Because of the retrospective nature of this analysis, some of the historic material was not available from each patient for further testing. However, a few aspects of these cases are worth noting. The initial diagnosis of CML was understandably made in both patients based on the presence of a BCR-ABL1 fusion. In the first case, it could be argued that the level of transcript was quite low, as it was detected by PCR methods only and not FISH or karyotype. BCR-ABL1 fusion in the second case was detected by FISH but not karyotype. However, this case had clinical and pathologic features that are not typical for CML, including the presence of dysplasia, monocytosis, and absence of basophilia. Detection of SRSF2 mutation, while not definitive, would further support a diagnosis of MDS/MPN in this case, were it not for the BCR-ABL1 fusion. Even the most recent 2016 update WHO classification [9] has not changed the diagnostic criteria for CML, MDS/MPN, or MPNs with regard to inclusion and exclusion of BCR-ABL1 fusion. Given that we know, however, that low levels of BCR-ABL1 transcript can be present in the blood of normal individuals [10], it may be worth reexamining whether cases that have unusual morphologic features for CML or mutational profiles more commonly associated with other neoplasms should be more appropriately classified as a non-CML entity. On a biologic level, it is also unclear in the current cases whether the genetic abnormalities are generally present within the same clonal populations as has been described [3], [4], [5] or separate ones exhibiting different mutations. Regardless of the initial distribution, the proportions of each mutation would theoretically be able to shift over time and/or with therapy, possibly also influenced by acquisition of additional mutations, such IDH2 in the first case. Given this possibility, the benefit of traditional CML therapies, including tyrosine kinase inhibitors, as well as combined therapy with more recently studied treatments for MPNs, such as ruxolitinib, needs to be further investigated.

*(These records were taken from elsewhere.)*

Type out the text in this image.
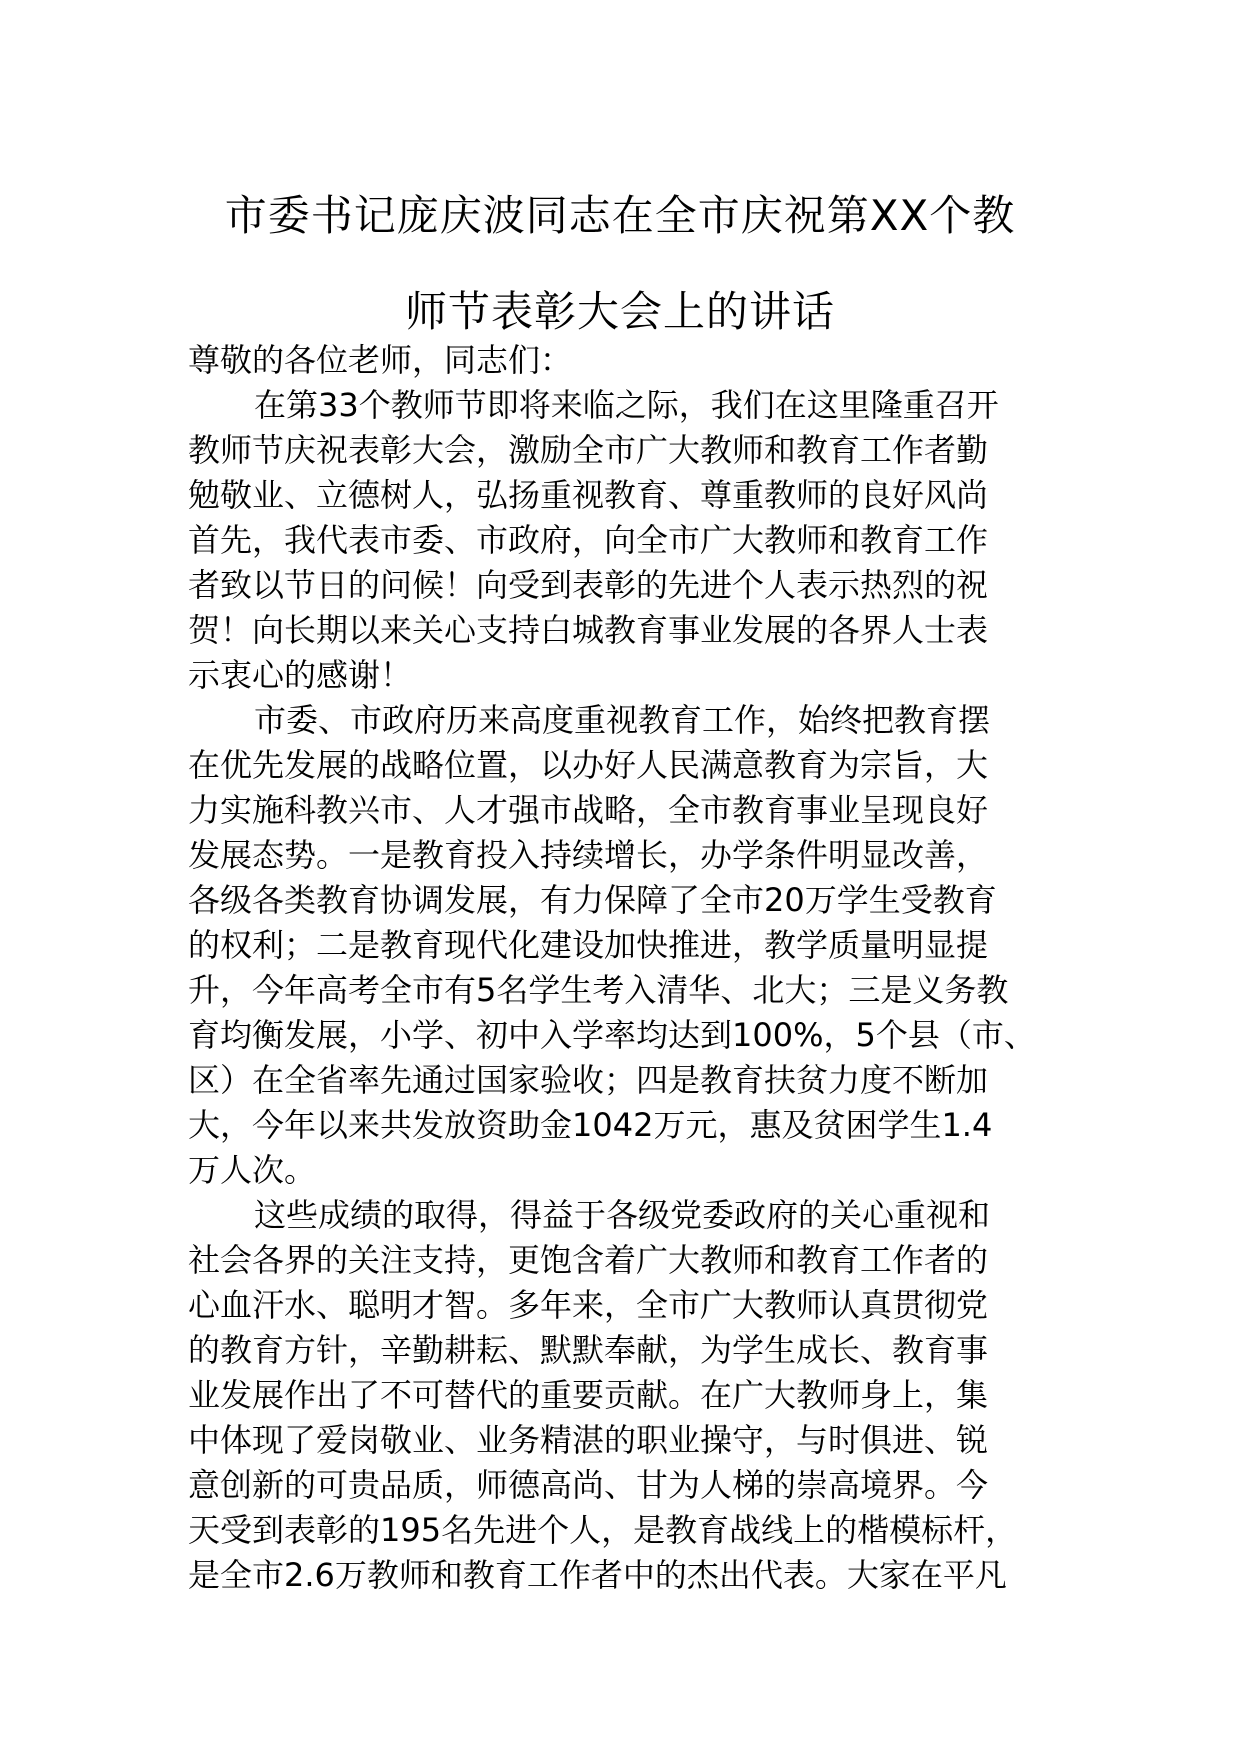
市委书记庞庆波同志在全市庆祝第XX个教

师节表彰大会上的讲话

尊敬的各位老师，同志们：

在第33个教师节即将来临之际，我们在这里隆重召开

教师节庆祝表彰大会，激励全市广大教师和教育工作者勤

勉敬业、立德树人，弘扬重视教育、尊重教师的良好风尚

首先，我代表市委、市政府，向全市广大教师和教育工作

者致以节日的问候！向受到表彰的先进个人表示热烈的祝

贺！向长期以来关心支持白城教育事业发展的各界人士表

示衷心的感谢！

市委、市政府历来高度重视教育工作，始终把教育摆

在优先发展的战略位置，以办好人民满意教育为宗旨，大

力实施科教兴市、人才强市战略，全市教育事业呈现良好

发展态势。一是教育投入持续增长，办学条件明显改善，

各级各类教育协调发展，有力保障了全市20万学生受教育

的权利；二是教育现代化建设加快推进，教学质量明显提

升，今年高考全市有5名学生考入清华、北大；三是义务教

育均衡发展，小学、初中入学率均达到100%，5个县（市、

区）在全省率先通过国家验收；四是教育扶贫力度不断加

大，今年以来共发放资助金1042万元，惠及贫困学生1.4

万人次。

这些成绩的取得，得益于各级党委政府的关心重视和

社会各界的关注支持，更饱含着广大教师和教育工作者的

心血汗水、聪明才智。多年来，全市广大教师认真贯彻党

的教育方针，辛勤耕耘、默默奉献，为学生成长、教育事

业发展作出了不可替代的重要贡献。在广大教师身上，集

中体现了爱岗敬业、业务精湛的职业操守，与时俱进、锐

意创新的可贵品质，师德高尚、甘为人梯的崇高境界。今

天受到表彰的195名先进个人，是教育战线上的楷模标杆，

是全市2.6万教师和教育工作者中的杰出代表。大家在平凡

These cases provide examples of genetic heterogeneity that challenge our assumptions regarding exclusivity of driver mutations in myeloid neoplasm pathogenesis. It also highlights an important diagnostic pitfall: that BCR-ABL1 positivity does not necessarily equate a diagnosis of CML and careful, contextual interpretation of molecular testing results is required. Lastly, these findings emphasize the need for prospective, comprehensive molecular testing in myeloid neoplasms that can potentially impact the diagnosis and therapy of patients with these diseases.